Wird ein Dienstwagen auch privat genutzt, ist es unerheblich, ob dieser auch für Fahrten zwischen Wohnung und Arbeitsstelle genutzt wird. Maßgeblich ist allein, ob der Arbeitnehmer dies könne. So entschied das Hessische Finanzgericht in Kassel (Az: 11 K 1844/05).

Die Nutzung eines Dienstwagens auch für private Zwecke wird monatlich mit einem Prozent vom Listenpreis versteuert. Weiterhin erfolgt eine Versteuerung von 0,03 Prozent je gefahrenem Kilometer, wenn der Dienstwagen auch für die Fahrten zur Arbeitsstelle genutzt werden kann.

Geklagt hatte ein Frankfurter Angestellter, der zwar einen Dienstwagen auch privat nutzte, zur Arbeitsstelle aber grundsätzlich mit der Bahn fuhr. Er hielt daher die Besteuerung für nicht zulässig.
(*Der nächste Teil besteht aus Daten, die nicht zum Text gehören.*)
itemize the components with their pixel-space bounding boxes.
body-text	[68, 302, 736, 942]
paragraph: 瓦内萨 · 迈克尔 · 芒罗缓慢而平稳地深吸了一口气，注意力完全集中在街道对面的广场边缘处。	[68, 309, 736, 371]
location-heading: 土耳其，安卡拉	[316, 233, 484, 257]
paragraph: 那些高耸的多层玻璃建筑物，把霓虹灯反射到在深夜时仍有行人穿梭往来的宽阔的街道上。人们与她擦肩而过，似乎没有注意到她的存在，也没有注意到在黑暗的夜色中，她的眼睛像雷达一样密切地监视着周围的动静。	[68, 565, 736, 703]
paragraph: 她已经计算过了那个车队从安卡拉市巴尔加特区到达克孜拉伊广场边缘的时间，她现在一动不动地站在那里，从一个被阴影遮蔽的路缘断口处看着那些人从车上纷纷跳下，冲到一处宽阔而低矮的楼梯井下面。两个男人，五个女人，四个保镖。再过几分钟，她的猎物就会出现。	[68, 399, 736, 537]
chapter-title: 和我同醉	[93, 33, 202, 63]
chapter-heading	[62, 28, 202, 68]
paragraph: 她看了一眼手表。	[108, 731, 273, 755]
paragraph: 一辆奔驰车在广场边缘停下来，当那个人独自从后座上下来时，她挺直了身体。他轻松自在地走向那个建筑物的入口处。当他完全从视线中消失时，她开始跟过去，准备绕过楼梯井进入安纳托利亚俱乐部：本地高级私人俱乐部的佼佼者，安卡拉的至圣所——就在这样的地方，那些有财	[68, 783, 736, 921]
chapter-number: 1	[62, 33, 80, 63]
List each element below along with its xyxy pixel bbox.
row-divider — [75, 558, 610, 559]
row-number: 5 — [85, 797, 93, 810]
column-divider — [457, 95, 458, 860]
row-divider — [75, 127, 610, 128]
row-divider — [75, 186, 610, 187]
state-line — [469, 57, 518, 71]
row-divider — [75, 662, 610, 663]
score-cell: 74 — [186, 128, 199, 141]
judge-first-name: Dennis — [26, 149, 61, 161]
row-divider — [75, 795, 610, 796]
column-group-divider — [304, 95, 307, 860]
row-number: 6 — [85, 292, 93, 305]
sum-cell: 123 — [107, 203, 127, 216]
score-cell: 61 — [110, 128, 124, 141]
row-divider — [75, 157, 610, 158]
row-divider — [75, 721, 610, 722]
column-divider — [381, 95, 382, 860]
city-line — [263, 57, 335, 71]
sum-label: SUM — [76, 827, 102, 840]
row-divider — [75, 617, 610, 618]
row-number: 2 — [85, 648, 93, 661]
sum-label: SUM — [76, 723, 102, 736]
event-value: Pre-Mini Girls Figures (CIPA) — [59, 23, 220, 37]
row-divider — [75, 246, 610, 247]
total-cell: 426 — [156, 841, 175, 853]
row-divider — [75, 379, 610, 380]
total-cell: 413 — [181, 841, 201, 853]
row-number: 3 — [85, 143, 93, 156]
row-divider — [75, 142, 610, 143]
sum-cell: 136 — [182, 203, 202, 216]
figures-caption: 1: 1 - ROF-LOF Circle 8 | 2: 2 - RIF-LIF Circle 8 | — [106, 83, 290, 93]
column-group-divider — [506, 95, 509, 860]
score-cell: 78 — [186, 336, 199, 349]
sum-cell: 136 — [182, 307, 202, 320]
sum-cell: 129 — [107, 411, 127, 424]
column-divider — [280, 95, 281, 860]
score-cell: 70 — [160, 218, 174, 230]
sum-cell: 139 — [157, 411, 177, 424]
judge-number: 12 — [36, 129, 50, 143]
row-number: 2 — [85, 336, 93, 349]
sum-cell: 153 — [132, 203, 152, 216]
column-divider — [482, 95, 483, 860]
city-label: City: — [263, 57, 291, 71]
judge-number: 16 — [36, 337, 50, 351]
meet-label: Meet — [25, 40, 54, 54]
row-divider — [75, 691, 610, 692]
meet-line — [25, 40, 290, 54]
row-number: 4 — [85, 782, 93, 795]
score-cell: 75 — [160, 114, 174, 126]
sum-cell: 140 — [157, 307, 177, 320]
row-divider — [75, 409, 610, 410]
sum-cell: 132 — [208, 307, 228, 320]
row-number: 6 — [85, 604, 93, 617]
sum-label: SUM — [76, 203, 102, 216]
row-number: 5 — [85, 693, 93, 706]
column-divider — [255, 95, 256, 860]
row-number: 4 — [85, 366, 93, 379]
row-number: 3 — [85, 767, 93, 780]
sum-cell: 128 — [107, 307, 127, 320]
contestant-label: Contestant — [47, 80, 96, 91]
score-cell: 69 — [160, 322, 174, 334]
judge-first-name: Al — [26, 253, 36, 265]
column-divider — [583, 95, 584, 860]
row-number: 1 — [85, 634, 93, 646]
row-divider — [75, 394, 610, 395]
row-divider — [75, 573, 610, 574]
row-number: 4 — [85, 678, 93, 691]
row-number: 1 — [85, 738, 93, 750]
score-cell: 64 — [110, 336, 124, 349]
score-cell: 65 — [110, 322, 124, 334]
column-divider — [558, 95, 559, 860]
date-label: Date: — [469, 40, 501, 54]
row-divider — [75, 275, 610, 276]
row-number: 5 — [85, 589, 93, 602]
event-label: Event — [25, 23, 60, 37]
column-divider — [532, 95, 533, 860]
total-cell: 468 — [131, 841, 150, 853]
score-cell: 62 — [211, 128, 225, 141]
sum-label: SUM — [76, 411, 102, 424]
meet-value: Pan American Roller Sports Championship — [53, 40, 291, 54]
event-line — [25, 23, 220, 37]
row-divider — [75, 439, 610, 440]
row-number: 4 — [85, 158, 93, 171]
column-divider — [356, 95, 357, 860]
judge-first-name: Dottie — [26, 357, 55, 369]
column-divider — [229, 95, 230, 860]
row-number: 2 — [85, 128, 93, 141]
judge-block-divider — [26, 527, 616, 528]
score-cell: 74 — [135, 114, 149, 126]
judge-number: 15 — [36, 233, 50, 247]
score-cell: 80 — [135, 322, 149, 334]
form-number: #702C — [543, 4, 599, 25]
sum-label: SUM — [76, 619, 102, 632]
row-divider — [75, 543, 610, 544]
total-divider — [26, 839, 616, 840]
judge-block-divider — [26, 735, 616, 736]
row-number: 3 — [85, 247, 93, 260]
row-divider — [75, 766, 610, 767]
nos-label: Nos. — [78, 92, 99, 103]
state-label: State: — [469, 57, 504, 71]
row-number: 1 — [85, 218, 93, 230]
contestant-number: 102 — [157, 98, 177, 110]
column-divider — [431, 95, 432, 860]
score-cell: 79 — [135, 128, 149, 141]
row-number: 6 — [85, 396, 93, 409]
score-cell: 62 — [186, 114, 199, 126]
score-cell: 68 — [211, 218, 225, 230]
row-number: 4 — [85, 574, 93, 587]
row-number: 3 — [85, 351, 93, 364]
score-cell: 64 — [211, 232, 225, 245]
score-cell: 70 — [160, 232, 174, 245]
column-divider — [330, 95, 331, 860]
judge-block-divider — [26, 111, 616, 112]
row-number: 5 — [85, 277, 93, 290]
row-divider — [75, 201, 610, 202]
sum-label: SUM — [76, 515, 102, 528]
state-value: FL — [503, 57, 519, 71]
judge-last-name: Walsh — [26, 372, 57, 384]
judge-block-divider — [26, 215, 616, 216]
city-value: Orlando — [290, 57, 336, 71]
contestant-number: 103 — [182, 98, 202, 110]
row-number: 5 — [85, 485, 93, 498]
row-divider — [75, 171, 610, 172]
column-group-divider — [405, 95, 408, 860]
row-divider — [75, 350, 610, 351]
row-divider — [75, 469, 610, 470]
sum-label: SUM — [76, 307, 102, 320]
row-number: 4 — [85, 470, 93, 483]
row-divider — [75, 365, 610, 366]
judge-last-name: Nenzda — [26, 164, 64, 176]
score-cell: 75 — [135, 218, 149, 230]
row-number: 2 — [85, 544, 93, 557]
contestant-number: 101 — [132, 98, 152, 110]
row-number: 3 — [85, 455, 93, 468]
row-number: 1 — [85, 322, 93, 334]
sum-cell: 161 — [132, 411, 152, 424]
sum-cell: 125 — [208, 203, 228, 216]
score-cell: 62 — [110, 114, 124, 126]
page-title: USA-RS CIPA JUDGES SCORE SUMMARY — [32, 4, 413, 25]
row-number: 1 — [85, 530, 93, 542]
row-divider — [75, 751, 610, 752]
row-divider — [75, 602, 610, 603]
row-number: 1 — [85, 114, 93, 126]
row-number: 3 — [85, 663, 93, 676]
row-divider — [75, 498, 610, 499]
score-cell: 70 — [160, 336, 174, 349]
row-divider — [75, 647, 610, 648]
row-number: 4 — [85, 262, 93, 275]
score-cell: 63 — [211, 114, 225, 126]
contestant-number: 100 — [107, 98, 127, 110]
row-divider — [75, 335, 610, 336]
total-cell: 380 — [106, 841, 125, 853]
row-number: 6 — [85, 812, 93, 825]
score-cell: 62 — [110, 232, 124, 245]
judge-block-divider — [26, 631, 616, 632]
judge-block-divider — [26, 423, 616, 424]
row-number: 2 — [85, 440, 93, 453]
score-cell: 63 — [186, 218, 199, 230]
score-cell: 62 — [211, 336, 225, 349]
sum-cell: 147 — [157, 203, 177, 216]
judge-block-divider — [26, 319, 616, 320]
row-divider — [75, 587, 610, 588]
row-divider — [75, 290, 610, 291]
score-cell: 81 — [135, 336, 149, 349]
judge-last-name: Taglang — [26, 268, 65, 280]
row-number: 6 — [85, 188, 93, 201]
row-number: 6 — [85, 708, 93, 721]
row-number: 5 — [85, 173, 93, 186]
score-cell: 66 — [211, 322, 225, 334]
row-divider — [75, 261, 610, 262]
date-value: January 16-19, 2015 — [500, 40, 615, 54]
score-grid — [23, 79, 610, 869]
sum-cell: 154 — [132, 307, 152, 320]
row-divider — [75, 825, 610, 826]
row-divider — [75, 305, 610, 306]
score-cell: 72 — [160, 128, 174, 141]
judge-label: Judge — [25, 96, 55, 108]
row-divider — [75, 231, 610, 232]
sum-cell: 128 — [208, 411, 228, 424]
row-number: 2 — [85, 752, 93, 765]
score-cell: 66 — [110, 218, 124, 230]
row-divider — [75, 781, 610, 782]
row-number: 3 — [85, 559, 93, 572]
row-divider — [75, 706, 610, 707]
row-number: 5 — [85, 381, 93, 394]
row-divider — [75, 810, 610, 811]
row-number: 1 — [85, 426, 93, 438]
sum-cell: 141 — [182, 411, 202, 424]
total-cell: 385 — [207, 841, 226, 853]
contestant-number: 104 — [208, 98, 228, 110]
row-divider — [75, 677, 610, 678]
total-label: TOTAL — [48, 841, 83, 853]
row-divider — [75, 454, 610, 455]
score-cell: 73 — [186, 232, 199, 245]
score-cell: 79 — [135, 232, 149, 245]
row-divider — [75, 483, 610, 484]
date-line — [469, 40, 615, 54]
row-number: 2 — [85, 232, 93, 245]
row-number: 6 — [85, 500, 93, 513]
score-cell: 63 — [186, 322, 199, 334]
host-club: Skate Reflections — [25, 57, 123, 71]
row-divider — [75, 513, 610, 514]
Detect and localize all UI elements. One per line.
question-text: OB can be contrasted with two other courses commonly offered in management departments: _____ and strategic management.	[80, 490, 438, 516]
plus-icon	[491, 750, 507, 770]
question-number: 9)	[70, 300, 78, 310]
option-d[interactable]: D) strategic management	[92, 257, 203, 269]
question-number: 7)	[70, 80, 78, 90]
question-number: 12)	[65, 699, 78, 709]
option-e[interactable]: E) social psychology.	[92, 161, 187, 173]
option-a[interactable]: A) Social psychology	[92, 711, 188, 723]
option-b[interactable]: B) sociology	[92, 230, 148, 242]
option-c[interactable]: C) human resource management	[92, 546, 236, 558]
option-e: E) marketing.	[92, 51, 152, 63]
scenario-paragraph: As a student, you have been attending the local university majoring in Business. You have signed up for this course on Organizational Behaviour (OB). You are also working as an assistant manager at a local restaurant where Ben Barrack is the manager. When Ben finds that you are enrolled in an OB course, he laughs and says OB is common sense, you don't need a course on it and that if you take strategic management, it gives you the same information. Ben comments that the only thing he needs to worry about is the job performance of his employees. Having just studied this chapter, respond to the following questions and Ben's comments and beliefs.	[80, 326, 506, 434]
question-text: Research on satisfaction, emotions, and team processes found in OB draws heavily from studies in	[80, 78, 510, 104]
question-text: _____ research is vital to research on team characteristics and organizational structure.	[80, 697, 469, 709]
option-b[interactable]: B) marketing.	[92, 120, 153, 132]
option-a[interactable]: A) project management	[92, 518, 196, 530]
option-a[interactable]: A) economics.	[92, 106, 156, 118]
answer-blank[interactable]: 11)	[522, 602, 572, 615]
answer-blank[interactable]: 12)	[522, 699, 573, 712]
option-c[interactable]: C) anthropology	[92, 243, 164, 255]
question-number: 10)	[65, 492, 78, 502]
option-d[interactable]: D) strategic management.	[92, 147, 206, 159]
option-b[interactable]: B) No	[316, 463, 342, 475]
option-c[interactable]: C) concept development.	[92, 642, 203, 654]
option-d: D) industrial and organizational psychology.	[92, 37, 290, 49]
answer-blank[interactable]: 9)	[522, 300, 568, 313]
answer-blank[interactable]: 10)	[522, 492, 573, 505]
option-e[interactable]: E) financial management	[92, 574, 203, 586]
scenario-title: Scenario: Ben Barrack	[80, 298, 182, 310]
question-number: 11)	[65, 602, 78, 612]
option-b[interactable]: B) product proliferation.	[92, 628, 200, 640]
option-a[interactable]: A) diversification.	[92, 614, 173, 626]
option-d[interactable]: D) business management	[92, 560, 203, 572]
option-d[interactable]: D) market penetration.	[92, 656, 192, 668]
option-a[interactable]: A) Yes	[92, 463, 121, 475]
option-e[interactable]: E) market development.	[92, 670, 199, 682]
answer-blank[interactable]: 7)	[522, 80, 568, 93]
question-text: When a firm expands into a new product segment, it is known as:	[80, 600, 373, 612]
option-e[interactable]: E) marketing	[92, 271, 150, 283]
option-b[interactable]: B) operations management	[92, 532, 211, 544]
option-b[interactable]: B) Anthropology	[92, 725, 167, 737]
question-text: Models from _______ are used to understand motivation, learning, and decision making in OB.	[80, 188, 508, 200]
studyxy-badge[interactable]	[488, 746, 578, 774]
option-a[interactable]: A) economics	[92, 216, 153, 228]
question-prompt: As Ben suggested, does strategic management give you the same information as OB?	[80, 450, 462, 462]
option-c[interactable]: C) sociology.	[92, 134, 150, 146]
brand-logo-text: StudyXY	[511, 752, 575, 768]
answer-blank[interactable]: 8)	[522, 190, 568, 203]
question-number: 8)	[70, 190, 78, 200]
Das Gericht stellte aber klar, dass eine Befreiung von der Besteuerung nicht gerechtfertigt ist, obwohl eine Jahreskarte der Bahn vorgelegt werden konnte. Da der Kläger kein Fahrtenbuch geführt hatte, konnte nicht nachgewiesen werden, wie die Nutzung des Dienstwagens tatsächlich erfolgt ist.